Pin is front left, the toughest pin on the course I think. Huge back to front slope(think Eden). John does aim for the bunker hoping for a draw with a 6 iron and dead blocks it right of the green about 2/3 of the way thru it's depth. Alex, his caddie says he can try a huge flop shot that needs to land just over the bunker in the center of the green, which is between him and the hole, and let the ball just trickle down the big slope 20 ft to the hole or just play to the fringe short of the green and try to make a 20 ft uphill putt. Alex recommends the safe route to avoid making double if he doesn't pull off the flopasaurus. John looks at me with mischief in his eye and says "Well, I've gotta try the shot over the bunker. When else I'm I going to be able to play this shot." He nips it just right with a big swing, lands it in the collar just over the bunker with spin, ball takes one bounce forward and then almost stops, it then starts to barely roll down the hill, picks up speed a little until it runs out of gumption and ends up a foot from the cup.
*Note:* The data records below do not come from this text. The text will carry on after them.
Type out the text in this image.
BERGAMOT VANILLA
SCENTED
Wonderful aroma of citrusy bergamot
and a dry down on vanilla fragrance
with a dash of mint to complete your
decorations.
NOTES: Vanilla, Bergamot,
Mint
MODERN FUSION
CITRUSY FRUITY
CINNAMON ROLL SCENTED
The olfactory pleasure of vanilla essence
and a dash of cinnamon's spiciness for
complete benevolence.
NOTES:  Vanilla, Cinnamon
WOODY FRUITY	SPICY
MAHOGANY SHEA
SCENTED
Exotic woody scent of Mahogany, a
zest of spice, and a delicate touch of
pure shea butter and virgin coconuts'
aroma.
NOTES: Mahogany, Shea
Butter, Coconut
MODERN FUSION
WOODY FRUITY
I look forward to describing again the first time he played 10.
Enjoying this John.
One note re 5 - The backside of the little Manmade Alps right of the green was always cut as fairway once you cleared the horseshoe at the top of the hill, enabling the ball to bound onto the green with a fairway wood or long iron. It actually provided for a 2 club shorter route if you challenged the hill successfully. Another of the many cool alternate route ideas that Thomas put all over Riviera.
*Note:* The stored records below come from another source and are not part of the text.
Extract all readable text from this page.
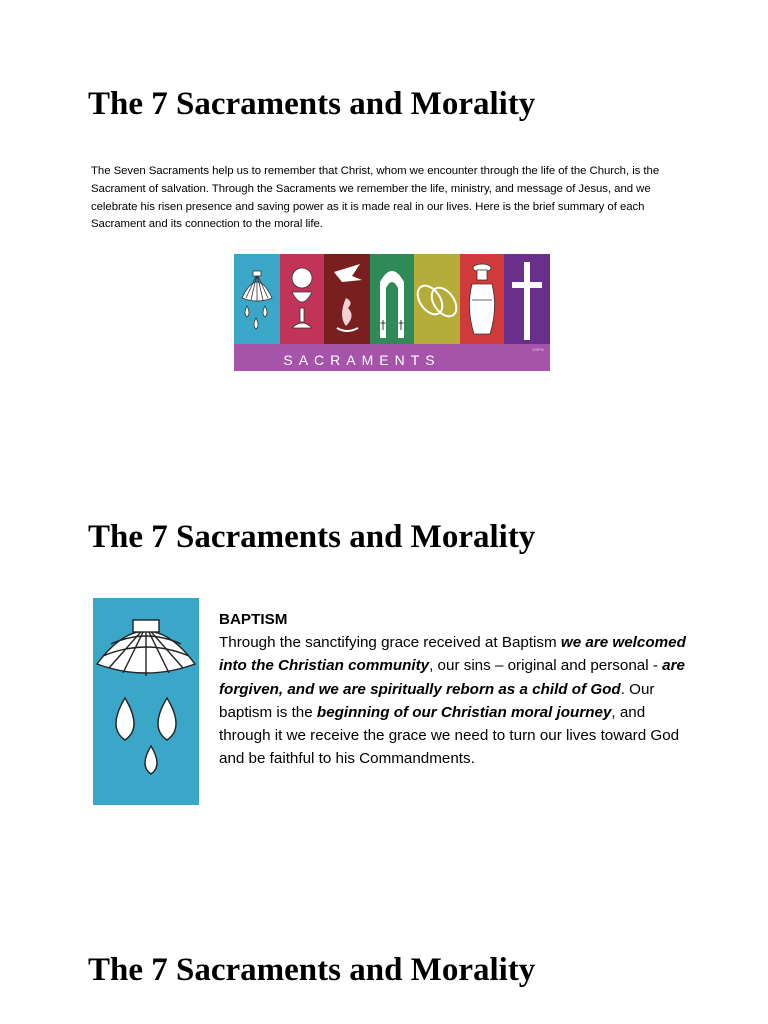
The 7 Sacraments and Morality

The Seven Sacraments help us to remember that Christ, whom we encounter through the life of the Church, is the Sacrament of salvation. Through the Sacraments we remember the life, ministry, and message of Jesus, and we celebrate his risen presence and saving power as it is made real in our lives. Here is the brief summary of each Sacrament and its connection to the moral life.

SACRAMENTS
©SPN
The 7 Sacraments and Morality
BAPTISM

Through the sanctifying grace received at Baptism we are welcomed into the Christian community, our sins – original and personal - are forgiven, and we are spiritually reborn as a child of God. Our baptism is the beginning of our Christian moral journey, and through it we receive the grace we need to turn our lives toward God and be faithful to his Commandments.

The 7 Sacraments and Morality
This hole lies dormant with the tees 30yards forward from their original placement, and the equipment of today. The tee complex got changed in the early 80s to soften the descent from the 4th green to the back 5th tee as there was a fear of litigation if someone fell down the very steep hill, which happened on #1 a year earlier. LAAC made the decision to eliminate their exposure to those kinds of lawsuits by "fixing" the problem and just moving up the tees and creating these huge Ted Robinson designed freeway tees with almost no descent from the 4th green. The original back tee was about 10 yards behind and below the very pushed up green. Kind of benched into it. The tee shot on 5 would fly into the Manmade hill in the fairway that acted as a governor for distance leaving you a 215 yard second shot. If you stand on the top of that hill you will see that these details still exist today, but given the 3rd generation of tees(the Robinson tees were replaced and an attempt to find the old tee missed it's mark), equipment, and the long grass on the back side of the greenside hill, this wonderful hole does not play as intended. It's quite a tribute to Thomas and Bell that still, it's a cool hole.